A Bélgica deve muito a seus imigrantes a campanha do time na Copa do Mundo. Só o atacante Romelu Lukaku, um dos cinco jogadores da equipe com ascendência congolesa, colocou quatro gols na conta das vitórias belgas – e é o artilheiro da seleção até aqui. Maourane Fellaini marcou o gol de empate contra o Japão e Nacer Chadli, nos acréscimos, garantiu a passagem da seleção às quartas de final. Os dois são filhos de marroquinos.

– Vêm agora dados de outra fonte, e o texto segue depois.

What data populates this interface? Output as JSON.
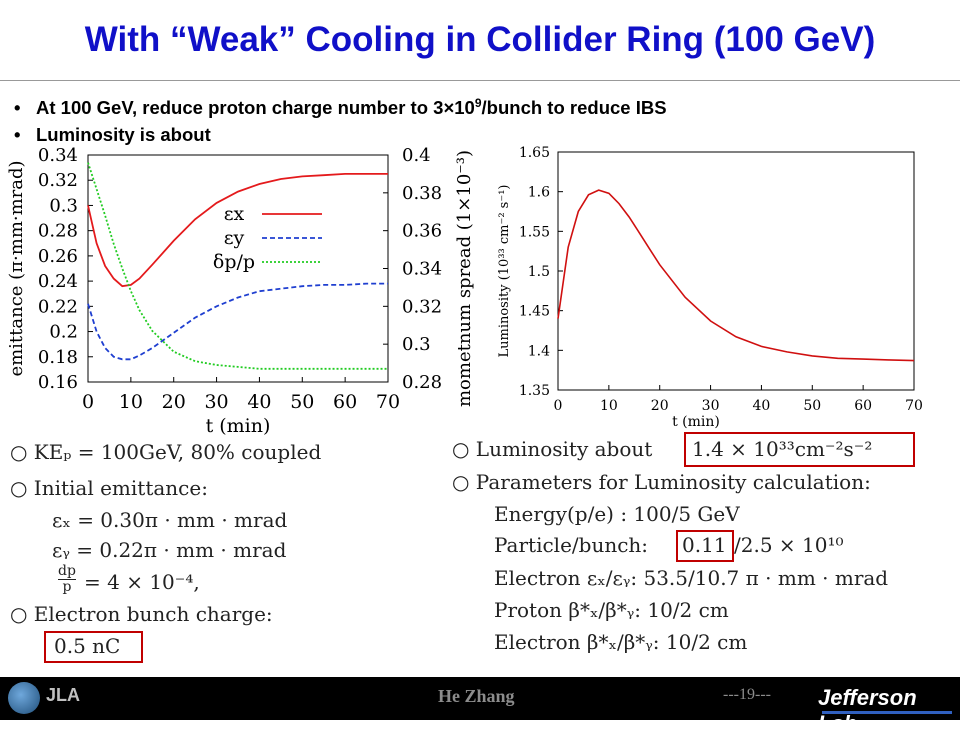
{
  "slide": {
    "title": "With “Weak” Cooling in Collider Ring (100 GeV)",
    "bullets": [
      {
        "text_before": "At 100 GeV, reduce proton charge number to 3×10",
        "sup": "9",
        "text_after": "/bunch to reduce IBS"
      },
      {
        "text_before": "Luminosity is about",
        "sup": "",
        "text_after": ""
      }
    ]
  },
  "chart_data": [
    {
      "type": "line",
      "xlabel": "t (min)",
      "ylabel_left": "emittance (π·mm·mrad)",
      "ylabel_right": "mometnum spread (1×10⁻³)",
      "x_ticks": [
        "0",
        "10",
        "20",
        "30",
        "40",
        "50",
        "60",
        "70"
      ],
      "y_left_ticks": [
        "0.34",
        "0.32",
        "0.3",
        "0.28",
        "0.26",
        "0.24",
        "0.22",
        "0.2",
        "0.18",
        "0.16"
      ],
      "y_right_ticks": [
        "0.4",
        "0.38",
        "0.36",
        "0.34",
        "0.32",
        "0.3",
        "0.28"
      ],
      "xlim": [
        0,
        70
      ],
      "ylim_left": [
        0.16,
        0.34
      ],
      "ylim_right": [
        0.28,
        0.4
      ],
      "legend": {
        "placement": "upper-right",
        "labels": [
          "εx",
          "εy",
          "δp/p"
        ]
      },
      "series": [
        {
          "name": "εx",
          "axis": "left",
          "color": "#e41a1c",
          "style": "solid",
          "x": [
            0,
            2,
            4,
            6,
            8,
            10,
            12,
            15,
            20,
            25,
            30,
            35,
            40,
            45,
            50,
            55,
            60,
            65,
            70
          ],
          "y": [
            0.3,
            0.27,
            0.252,
            0.242,
            0.236,
            0.237,
            0.242,
            0.253,
            0.272,
            0.289,
            0.302,
            0.311,
            0.317,
            0.321,
            0.323,
            0.324,
            0.325,
            0.325,
            0.325
          ]
        },
        {
          "name": "εy",
          "axis": "left",
          "color": "#1f3fd0",
          "style": "dashed",
          "x": [
            0,
            2,
            4,
            6,
            8,
            10,
            12,
            15,
            20,
            25,
            30,
            35,
            40,
            45,
            50,
            55,
            60,
            65,
            70
          ],
          "y": [
            0.222,
            0.2,
            0.187,
            0.18,
            0.178,
            0.178,
            0.181,
            0.187,
            0.199,
            0.211,
            0.22,
            0.227,
            0.232,
            0.234,
            0.236,
            0.237,
            0.237,
            0.238,
            0.238
          ]
        },
        {
          "name": "δp/p",
          "axis": "right",
          "color": "#22cc22",
          "style": "dotted",
          "x": [
            0,
            2,
            4,
            6,
            8,
            10,
            12,
            15,
            20,
            25,
            30,
            35,
            40,
            45,
            50,
            55,
            60,
            65,
            70
          ],
          "y": [
            0.396,
            0.382,
            0.368,
            0.353,
            0.34,
            0.328,
            0.318,
            0.307,
            0.296,
            0.291,
            0.289,
            0.288,
            0.287,
            0.287,
            0.287,
            0.287,
            0.287,
            0.287,
            0.287
          ]
        }
      ]
    },
    {
      "type": "line",
      "xlabel": "t (min)",
      "ylabel": "Luminosity (10³³ cm⁻² s⁻¹)",
      "x_ticks": [
        "0",
        "10",
        "20",
        "30",
        "40",
        "50",
        "60",
        "70"
      ],
      "y_ticks": [
        "1.65",
        "1.6",
        "1.55",
        "1.5",
        "1.45",
        "1.4",
        "1.35"
      ],
      "xlim": [
        0,
        70
      ],
      "ylim": [
        1.35,
        1.65
      ],
      "series": [
        {
          "color": "#d01010",
          "style": "solid",
          "x": [
            0,
            2,
            4,
            6,
            8,
            10,
            12,
            14,
            16,
            18,
            20,
            25,
            30,
            35,
            40,
            45,
            50,
            55,
            60,
            65,
            70
          ],
          "y": [
            1.44,
            1.53,
            1.575,
            1.596,
            1.602,
            1.598,
            1.585,
            1.568,
            1.548,
            1.528,
            1.508,
            1.467,
            1.437,
            1.417,
            1.405,
            1.398,
            1.393,
            1.39,
            1.389,
            1.388,
            1.387
          ]
        }
      ]
    }
  ],
  "equations_left": {
    "line1": "○ KEₚ = 100GeV,  80% coupled",
    "line2": "○ Initial emittance:",
    "line3": "εₓ = 0.30π · mm · mrad",
    "line4": "εᵧ = 0.22π · mm · mrad",
    "line5_num": "dp",
    "line5_den": "p",
    "line5_rest": "= 4 × 10⁻⁴,",
    "line6": "○ Electron bunch charge:",
    "line7": "0.5 nC"
  },
  "equations_right": {
    "line1_pre": "○ Luminosity about",
    "line1_box": "1.4 × 10³³cm⁻²s⁻²",
    "line2": "○ Parameters for Luminosity calculation:",
    "line3": "Energy(p/e) : 100/5 GeV",
    "line4_pre": "Particle/bunch:",
    "line4_box": "0.11",
    "line4_post": "/2.5 × 10¹⁰",
    "line5": "Electron εₓ/εᵧ:  53.5/10.7 π · mm · mrad",
    "line6": "Proton  β*ₓ/β*ᵧ:  10/2 cm",
    "line7": "Electron β*ₓ/β*ᵧ:  10/2 cm"
  },
  "footer": {
    "author": "He Zhang",
    "page": "---19---",
    "logo_text": "JLA",
    "lab_name": "Jefferson Lab"
  },
  "colors": {
    "title": "#1010c8",
    "box": "#c00000",
    "footer_bg": "#000000"
  }
}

Dos 14 gols marcados até agora, 10 vieram de jogadores com origens estrangeiras (Marrocos, Congo, Mali, Martinica). Se há 20 ou 30 anos seus pais tivessem sido barrados e impedidos de permanecer no país, a Bélgica provavelmente nem seria o adversário do Brasil nas quartas de final. Sem esses jogadores, a equipe teria garantido uma vitória magra contra o Panamá. E mais nada.

Charles Michel, primeiro ministro da Bélgica, conhece esses nomes todos. Antes do jogo entre seu país e a Inglaterra, ele presenteou a colega Theresa May, primeira ministra do Reino Unido, com uma camiseta da equipe – curiosamente, era a 10, do meia Eden Hazard, filho de pais belgas. Quem garantiu a vitória foi Adnan Januzaj, cujos pais fugiram de uma Guerra civil no Kosovo, antes do nascimento do filho.